Moseley expressed frustration that the government’s selective release of video clips and the nearly constant condemnations of Jan. 6 defendants by some jurists and members of Congress have tainted the jury pool for the trials scheduled to begin in the coming weeks and months. He said he will seek a change of venue for the Meggs case.
“There’s been nonstop condemnation of these defendants by the attorney general, by other judges as they’ve been sentencing people,” Moseley said. “They’ve made comments that go far beyond the individual that they’re talking about, made generalized condemnations of all the defendants, most of whom haven’t gone to trial yet.
“There’s also the concern that the ability to pick and choose what’s released prevents a check and balance on the government and the Congress,” Moseley said. “If they knew everything was public, they might be a little more careful with what they say.”
The jury pool in the District of Columbia has been “incurably influenced,” Moseley wrote in his motion to intervene in the Judicial Watch case.

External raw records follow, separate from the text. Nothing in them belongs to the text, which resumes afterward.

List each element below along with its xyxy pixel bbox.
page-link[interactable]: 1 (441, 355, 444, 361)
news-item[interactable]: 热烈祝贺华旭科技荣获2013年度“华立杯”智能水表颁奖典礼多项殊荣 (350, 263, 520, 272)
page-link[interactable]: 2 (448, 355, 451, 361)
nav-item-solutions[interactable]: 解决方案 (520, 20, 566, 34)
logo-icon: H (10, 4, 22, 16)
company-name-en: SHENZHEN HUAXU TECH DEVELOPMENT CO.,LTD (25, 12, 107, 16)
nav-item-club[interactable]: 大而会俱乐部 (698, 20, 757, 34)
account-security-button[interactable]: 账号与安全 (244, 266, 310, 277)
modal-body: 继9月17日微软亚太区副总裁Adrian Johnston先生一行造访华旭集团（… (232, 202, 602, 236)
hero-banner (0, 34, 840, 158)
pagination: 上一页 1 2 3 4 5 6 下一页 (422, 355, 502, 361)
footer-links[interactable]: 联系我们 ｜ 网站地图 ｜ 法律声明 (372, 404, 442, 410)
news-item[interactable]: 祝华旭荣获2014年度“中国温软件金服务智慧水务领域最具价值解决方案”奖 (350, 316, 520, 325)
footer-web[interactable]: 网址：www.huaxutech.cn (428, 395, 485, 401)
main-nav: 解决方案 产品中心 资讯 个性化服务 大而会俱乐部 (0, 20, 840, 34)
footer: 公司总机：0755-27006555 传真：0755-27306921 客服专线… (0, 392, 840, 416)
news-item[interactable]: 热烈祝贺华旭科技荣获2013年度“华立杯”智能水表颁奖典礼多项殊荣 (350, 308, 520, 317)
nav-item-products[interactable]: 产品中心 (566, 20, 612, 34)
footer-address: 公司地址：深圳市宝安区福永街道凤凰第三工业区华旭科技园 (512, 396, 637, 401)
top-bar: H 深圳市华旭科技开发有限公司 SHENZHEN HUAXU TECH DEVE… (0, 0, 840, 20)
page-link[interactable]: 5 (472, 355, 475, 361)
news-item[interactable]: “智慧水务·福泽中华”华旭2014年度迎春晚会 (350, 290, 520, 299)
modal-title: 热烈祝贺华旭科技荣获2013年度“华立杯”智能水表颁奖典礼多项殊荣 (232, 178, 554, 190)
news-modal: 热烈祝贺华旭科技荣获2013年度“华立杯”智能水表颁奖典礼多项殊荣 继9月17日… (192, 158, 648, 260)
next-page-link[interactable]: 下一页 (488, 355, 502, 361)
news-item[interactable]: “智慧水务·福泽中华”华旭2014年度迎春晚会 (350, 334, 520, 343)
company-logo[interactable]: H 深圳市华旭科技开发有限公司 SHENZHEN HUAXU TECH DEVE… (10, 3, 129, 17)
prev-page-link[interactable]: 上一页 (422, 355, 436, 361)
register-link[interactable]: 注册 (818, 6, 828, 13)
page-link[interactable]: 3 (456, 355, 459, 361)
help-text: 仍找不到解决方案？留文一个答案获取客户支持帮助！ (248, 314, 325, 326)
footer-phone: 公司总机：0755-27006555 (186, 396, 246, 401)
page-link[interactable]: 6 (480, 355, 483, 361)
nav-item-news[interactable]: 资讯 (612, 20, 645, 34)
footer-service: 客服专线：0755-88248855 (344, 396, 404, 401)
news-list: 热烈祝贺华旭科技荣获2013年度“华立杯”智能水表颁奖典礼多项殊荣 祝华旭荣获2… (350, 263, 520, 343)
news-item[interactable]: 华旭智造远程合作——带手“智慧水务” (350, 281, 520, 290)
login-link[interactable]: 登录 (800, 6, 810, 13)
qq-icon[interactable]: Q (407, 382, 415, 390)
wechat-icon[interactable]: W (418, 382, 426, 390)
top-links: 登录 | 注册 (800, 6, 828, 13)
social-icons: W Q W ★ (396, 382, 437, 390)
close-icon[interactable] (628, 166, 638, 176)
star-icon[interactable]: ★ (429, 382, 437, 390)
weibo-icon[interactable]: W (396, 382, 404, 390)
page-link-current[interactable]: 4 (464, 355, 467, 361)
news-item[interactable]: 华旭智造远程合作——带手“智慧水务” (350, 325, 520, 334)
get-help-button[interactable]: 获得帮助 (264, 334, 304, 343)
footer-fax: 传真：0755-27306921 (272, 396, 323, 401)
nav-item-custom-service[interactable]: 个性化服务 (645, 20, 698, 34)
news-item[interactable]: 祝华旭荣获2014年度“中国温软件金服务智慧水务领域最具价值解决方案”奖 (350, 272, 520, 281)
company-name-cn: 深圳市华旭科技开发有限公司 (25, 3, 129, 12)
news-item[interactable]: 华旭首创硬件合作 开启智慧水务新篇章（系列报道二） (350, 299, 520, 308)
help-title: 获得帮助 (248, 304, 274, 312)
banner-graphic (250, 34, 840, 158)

“Kelly Meggs as a criminal defendant is being personally prejudiced by the one-sided tsunami of false but prejudicial information,” Moseley wrote, “while the government—including the U.S. Capitol Police—pick and choose what information with which to smear these defendants in public and condemn them in public, while withholding an equal measure of exculpatory information.”
In a filing in the Judicial Watch case, Thomas DiBiase, general counsel for U.S. Capitol Police, said the release of video footage could provide valuable security information to people who might seek to attack the Capitol again.
Video can also be considered security information that is “sensitive with respect to the policing, protection, physical security, intelligence, counter-terrorism actions or emergency preparedness.” Of the more than 14,000 hours of footage, only about 17 hours to date was designated “security information,” DiBiase said.